My patience was being tested. I had one day to find a new job, and the day was coming near to an end. The bills were piling up. We weren't winning lotto. And Slowy was so slow, she would never eat the grass to a good enough standard to get to the minimum 300 millimetres required by Auckland Transport to be a serviceable berm. And the oil had run out. Did I mention the oil had truly run out?
I looked at my options. Desperate times called for desperate measures.
Option 1. Sell up and move Dad to the Waitakere Gardens, where I could live as a guest squatter as long as I kept my profile low.
Option 2. Ring my ex-boyfriend in rehab, and become his accountability person. I will stop him from taking dangerous drugs, and be paid as a support worker. As long as he acknowledges he has a problem that will never get better.

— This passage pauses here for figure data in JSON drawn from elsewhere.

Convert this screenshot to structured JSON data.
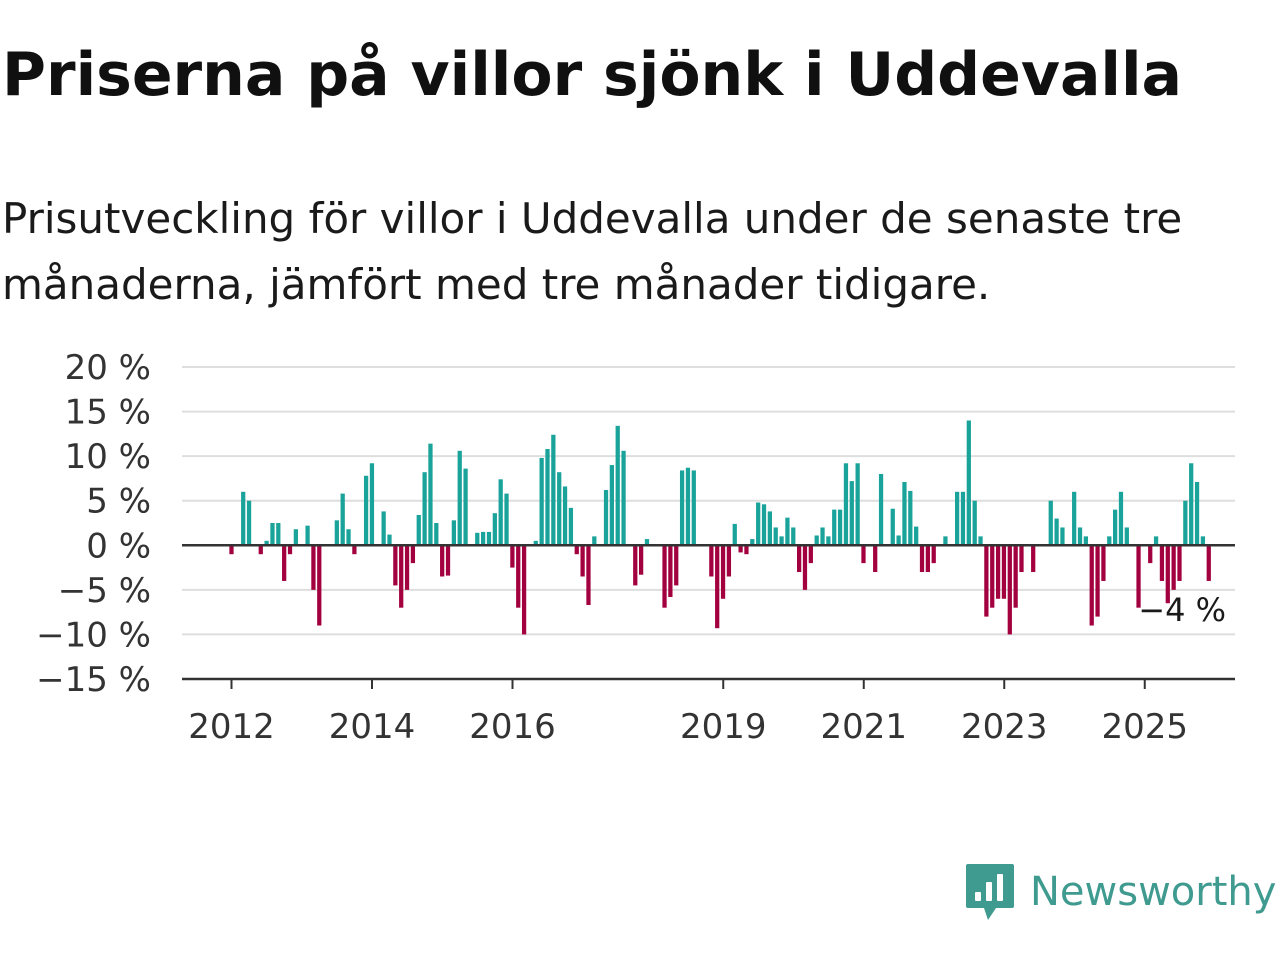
{
  "title": "Priserna på villor sjönk i Uddevalla",
  "subtitle": "Prisutveckling för villor i Uddevalla under de senaste tre månaderna, jämfört med tre månader tidigare.",
  "brand": {
    "name": "Newsworthy",
    "color": "#3f9a8f"
  },
  "colors": {
    "positive": "#1aa39a",
    "negative": "#a3003f",
    "grid": "#dedede",
    "axis": "#333333"
  },
  "chart_data": {
    "type": "bar",
    "ylim": [
      -15,
      20
    ],
    "yticks": [
      20,
      15,
      10,
      5,
      0,
      -5,
      -10,
      -15
    ],
    "ytick_labels": [
      "20 %",
      "15 %",
      "10 %",
      "5 %",
      "0 %",
      "−5 %",
      "−10 %",
      "−15 %"
    ],
    "xticks": [
      {
        "label": "2012",
        "x": 2012.0
      },
      {
        "label": "2014",
        "x": 2014.0
      },
      {
        "label": "2016",
        "x": 2016.0
      },
      {
        "label": "2019",
        "x": 2019.0
      },
      {
        "label": "2021",
        "x": 2021.0
      },
      {
        "label": "2023",
        "x": 2023.0
      },
      {
        "label": "2025",
        "x": 2025.0
      }
    ],
    "x_start": 2012.0,
    "bar_step_years": 0.0833,
    "end_label": "−4 %",
    "grid": true,
    "values": [
      -1,
      0,
      6,
      5,
      0,
      -1,
      0.5,
      2.5,
      2.5,
      -4,
      -1,
      1.8,
      0,
      2.2,
      -5,
      -9,
      0,
      0,
      2.8,
      5.8,
      1.8,
      -1,
      0,
      7.8,
      9.2,
      0,
      3.8,
      1.2,
      -4.5,
      -7,
      -5,
      -2,
      3.4,
      8.2,
      11.4,
      2.5,
      -3.5,
      -3.4,
      2.8,
      10.6,
      8.6,
      0,
      1.4,
      1.5,
      1.5,
      3.6,
      7.4,
      5.8,
      -2.5,
      -7,
      -10,
      0,
      0.5,
      9.8,
      10.8,
      12.4,
      8.2,
      6.6,
      4.2,
      -1,
      -3.5,
      -6.7,
      1,
      0,
      6.2,
      9,
      13.4,
      10.6,
      0,
      -4.5,
      -3.3,
      0.7,
      0,
      0,
      -7,
      -5.8,
      -4.5,
      8.4,
      8.7,
      8.4,
      0,
      0,
      -3.5,
      -9.3,
      -6,
      -3.5,
      2.4,
      -0.8,
      -1,
      0.7,
      4.8,
      4.6,
      3.8,
      2,
      1,
      3.1,
      2,
      -3,
      -5,
      -2,
      1.1,
      2,
      1,
      4,
      4,
      9.2,
      7.2,
      9.2,
      -2,
      0,
      -3,
      8,
      0,
      4.1,
      1.1,
      7.1,
      6.1,
      2.1,
      -3,
      -3,
      -2,
      0,
      1,
      0,
      6,
      6,
      14,
      5,
      1,
      -8,
      -7,
      -6,
      -6,
      -10,
      -7,
      -3,
      0,
      -3,
      0,
      0,
      5,
      3,
      2,
      0,
      6,
      2,
      1,
      -9,
      -8,
      -4,
      1,
      4,
      6,
      2,
      0,
      -7,
      0,
      -2,
      1,
      -4,
      -6.5,
      -5,
      -4,
      5,
      9.2,
      7.1,
      1,
      -4
    ]
  }
}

Option 3. Run away and join the circus. Shortland Street needs more people all the time. I could act as a kooky mental patient, and make a tonne of money on the long running series, as long as it continued to be on air. Perhaps even more if I had a special kind of illness that meant I could play multiple characters.
I was in the process finding out the number of the Waitakere Gardens retirement village when I heard a familiar ringtone. It was my Facetime. My sister! What could she want, plus it was 3 in the afternoon. Why would she be calling me all the way from London in the early hours of her morning?